Help me eat my backyard
January 5, 2022 6:54 AM   Subscribe

I'd like to grow edible mushrooms (ideally morels but I'm open to others) in a wooded patch of my backyard. Can you recommend a good mushroom growing kit? What else do I need to know?

The patch is kind of wet as the runoff from our block runs in a ditch / swail right adjacent to the wooded patch, and the soil seems to have a lot of clay. We spread a goodly amount of wood chip mulch over the patch in 2020 to control some runaway vegetation and I am hopeful that the mushrooms can grow in these conditions. It gets ... I think a medium amount of direct sunlight.
posted by gauche to Home & Garden (6 answers total) 5 users marked this as a favorite
 
Best answer: Morels are a tricky species to cultivate. I would file them under "Very Advanced" to the point where cultivation isn't really common, even among hobbyists. I would not at least start here, but if you're interested in growing mushrooms, this could be a feasible goal down the road. At kit is not going to get you morels; a kit is going to get you the raw materials to eventually get morels in an outdoor environment. You will still need a fair amount of equipment, knowledge and trial and error. Cultivating specific strains outdoors is harder than in controlled indoor environments, but it absolutely can be done. I have grown lots of mushrooms indoors and out, and my morel patch has failed to produce every single year. They're very very very hard ones. Here's an example of how to get some morels cultivated.

King Stropharia (Wine caps) are edibles that grow very well on chips and are pretty aggressive; spawn could easily be introduced to your woodchips and you will likely get edible mushrooms from them.

If you'd be okay keeping some logs back there, shiitakes grow on logs very reliably, and are easy to purchase 'plug spawn' in kits (these are just dowels inoculated with shiitake mycelium). This is a long-lasting great way to obtain mushrooms from gardens.

Youtube university is going to be your best friend, because while there are only a few basic steps to cultivation, there's myriad nuance to those steps and everyone has their own techniques that are modified for their own.

I would at least pick up and review a copy of Radical Mycology from your library (it's out of print right now, with more coming, but is still an intense haul of infomation. I just pick up a copy from the library every few months to reference things I need; growing mushrooms is a slow hobby).

Oyster muyshrooms are the easiest mushrooms to cultivate at home, and can be grown in a 5 gallon bucket, OR, in your case, if you're willing to have straw bales in that area, they would happily grow on that. They're largely happy indoors and out, and they're very agressive. They'll eat anything woody you give them. They won't produce for years on straw, but they'll do their thing and the straw will break down into great soil nutrients.

This advice is not meant to be gatekeepery or dissuade you from trying, but I would start with some easier mushrooms first, and at least grow indoors a couple of times to get the process down.
posted by furnace.heart at 7:24 AM on January 5, 2022 [20 favorites]


OH! I forgot to say: if you're growing edibles on chips outside, you will need to beef up your identification skills.
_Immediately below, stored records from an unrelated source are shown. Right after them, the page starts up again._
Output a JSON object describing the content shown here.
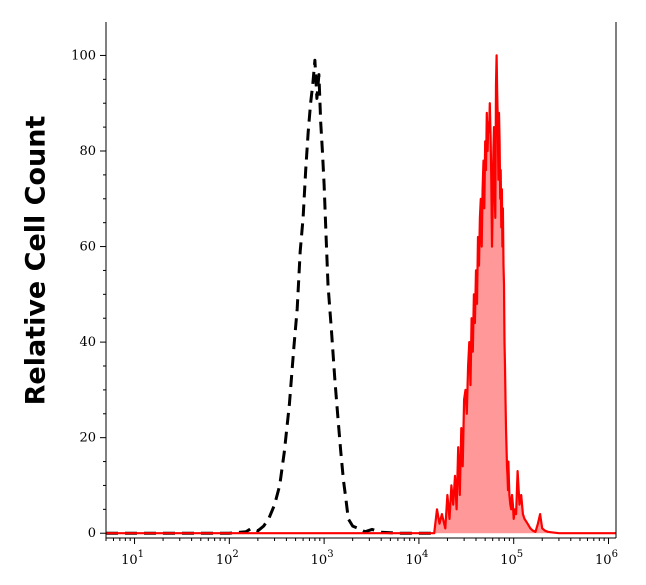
{
  "chart_data": {
    "type": "area",
    "title": "",
    "xlabel": "",
    "ylabel": "Relative Cell Count",
    "x_scale": "log",
    "xlim": [
      5,
      1200000
    ],
    "ylim": [
      -1,
      107
    ],
    "grid": false,
    "x_ticks": [
      {
        "value": 10,
        "base": "10",
        "exp": "1"
      },
      {
        "value": 100,
        "base": "10",
        "exp": "2"
      },
      {
        "value": 1000,
        "base": "10",
        "exp": "3"
      },
      {
        "value": 10000,
        "base": "10",
        "exp": "4"
      },
      {
        "value": 100000,
        "base": "10",
        "exp": "5"
      },
      {
        "value": 1000000,
        "base": "10",
        "exp": "6"
      }
    ],
    "y_ticks": [
      {
        "value": 0,
        "label": "0"
      },
      {
        "value": 20,
        "label": "20"
      },
      {
        "value": 40,
        "label": "40"
      },
      {
        "value": 60,
        "label": "60"
      },
      {
        "value": 80,
        "label": "80"
      },
      {
        "value": 100,
        "label": "100"
      }
    ],
    "series": [
      {
        "style": "dashed",
        "color": "#000000",
        "fill": "none",
        "x": [
          5,
          100,
          150,
          170,
          200,
          230,
          260,
          300,
          340,
          380,
          430,
          480,
          520,
          560,
          600,
          640,
          680,
          720,
          760,
          800,
          840,
          880,
          920,
          960,
          1000,
          1050,
          1100,
          1200,
          1300,
          1400,
          1500,
          1600,
          1700,
          1800,
          2000,
          2300,
          2700,
          3200,
          4000,
          6000,
          15000
        ],
        "y": [
          0,
          0,
          0.3,
          1.0,
          0.5,
          1.5,
          3,
          6,
          10,
          17,
          27,
          39,
          47,
          59,
          66,
          76,
          84,
          90,
          94,
          99,
          91,
          96,
          86,
          80,
          73,
          62,
          52,
          42,
          32,
          24,
          17,
          11,
          7,
          3,
          1.5,
          1.0,
          0.3,
          0.8,
          0.2,
          0,
          0
        ]
      },
      {
        "style": "solid",
        "color": "#ff0000",
        "fill": "#ff9999",
        "x": [
          5,
          100,
          300,
          1000,
          3000,
          10000,
          14500,
          15500,
          16500,
          17500,
          19000,
          20000,
          21000,
          22000,
          23000,
          24000,
          25000,
          26000,
          27000,
          28000,
          29000,
          30000,
          31000,
          32000,
          33000,
          34000,
          35000,
          36000,
          37000,
          38000,
          39000,
          40000,
          41000,
          42000,
          43000,
          44000,
          45000,
          46000,
          47000,
          48000,
          49000,
          50000,
          51000,
          52000,
          53000,
          54000,
          55000,
          56000,
          57000,
          58000,
          59000,
          60000,
          61000,
          62000,
          63000,
          64000,
          65000,
          66000,
          67000,
          68000,
          69000,
          70000,
          71000,
          72000,
          73000,
          74000,
          75000,
          76000,
          77000,
          78000,
          79000,
          80000,
          81000,
          82000,
          83000,
          84000,
          85000,
          86000,
          87000,
          88000,
          89000,
          90000,
          92000,
          94000,
          96000,
          98000,
          100000,
          103000,
          106000,
          110000,
          115000,
          120000,
          125000,
          130000,
          140000,
          150000,
          160000,
          170000,
          180000,
          190000,
          200000,
          215000,
          230000,
          250000,
          270000,
          300000,
          350000,
          1200000
        ],
        "y": [
          0,
          0,
          0,
          0,
          0,
          0,
          0,
          5,
          2,
          4,
          1,
          8,
          3,
          10,
          6,
          12,
          5,
          18,
          8,
          22,
          14,
          28,
          30,
          25,
          35,
          40,
          31,
          45,
          38,
          50,
          44,
          55,
          48,
          62,
          56,
          66,
          70,
          60,
          72,
          78,
          68,
          82,
          76,
          88,
          80,
          86,
          84,
          90,
          83,
          74,
          60,
          69,
          80,
          85,
          72,
          66,
          94,
          100,
          92,
          86,
          74,
          88,
          82,
          70,
          76,
          64,
          72,
          60,
          68,
          56,
          52,
          40,
          35,
          28,
          22,
          18,
          14,
          12,
          9,
          15,
          11,
          8,
          6,
          5,
          8,
          6,
          3,
          5,
          4,
          13,
          6,
          8,
          4,
          3,
          2,
          1,
          0.5,
          0.3,
          2,
          4,
          1,
          0.5,
          0.3,
          0.2,
          0.1,
          0,
          0,
          0
        ]
      }
    ]
  }
}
The environments you have to build for mushrooms are agnostic to what mushrooms grow. You WILL get things you did not 'plant' and being able to ID the tasties and the nots is always important, even in more controlled circumstances.
posted by furnace.heart at 7:42 AM on January 5, 2022 [6 favorites]


So the main issue with morels is the issue with mushrooms that form symbiotic relationships with trees and other plants in the soil vs mushrooms that break down dead plant matter. It's far far easier to control and grow the latter since there's far fewer variables to control.

I have had morels randomly show up in my yard some years but not others, and this wasn't through inoculation or anything but due to a confluence of factors that worked out.
posted by Ferreous at 7:42 AM on January 5, 2022 [1 favorite]


If you want shitake growing logs check this place out. They also give workshops.
posted by mareli at 9:31 AM on January 5, 2022


Anecdata: I've lived in my house for 23 years and only once has a crop of morels manifested. They popped up in a part of the yard (USDA zone 8b, grass lawn on the north side of a tall laurel hedge) where, the previous fall, I had liberally spread the spent pomace from pressing a bunch of cider apples. Coincidence? Replicable? Maybe try renting a press from your local homebrew supply shop and making a batch of cider next year.
posted by mumkin at 9:57 AM on January 5, 2022 [1 favorite]


Morels don’t repeatedly grow on chips, but you can see random ones pop up sometimes. If morels are your goal and you are patient consider growing some heirloom apple trees- these are some of the most common hosts for morels but usually need to be very mature/almost neglected.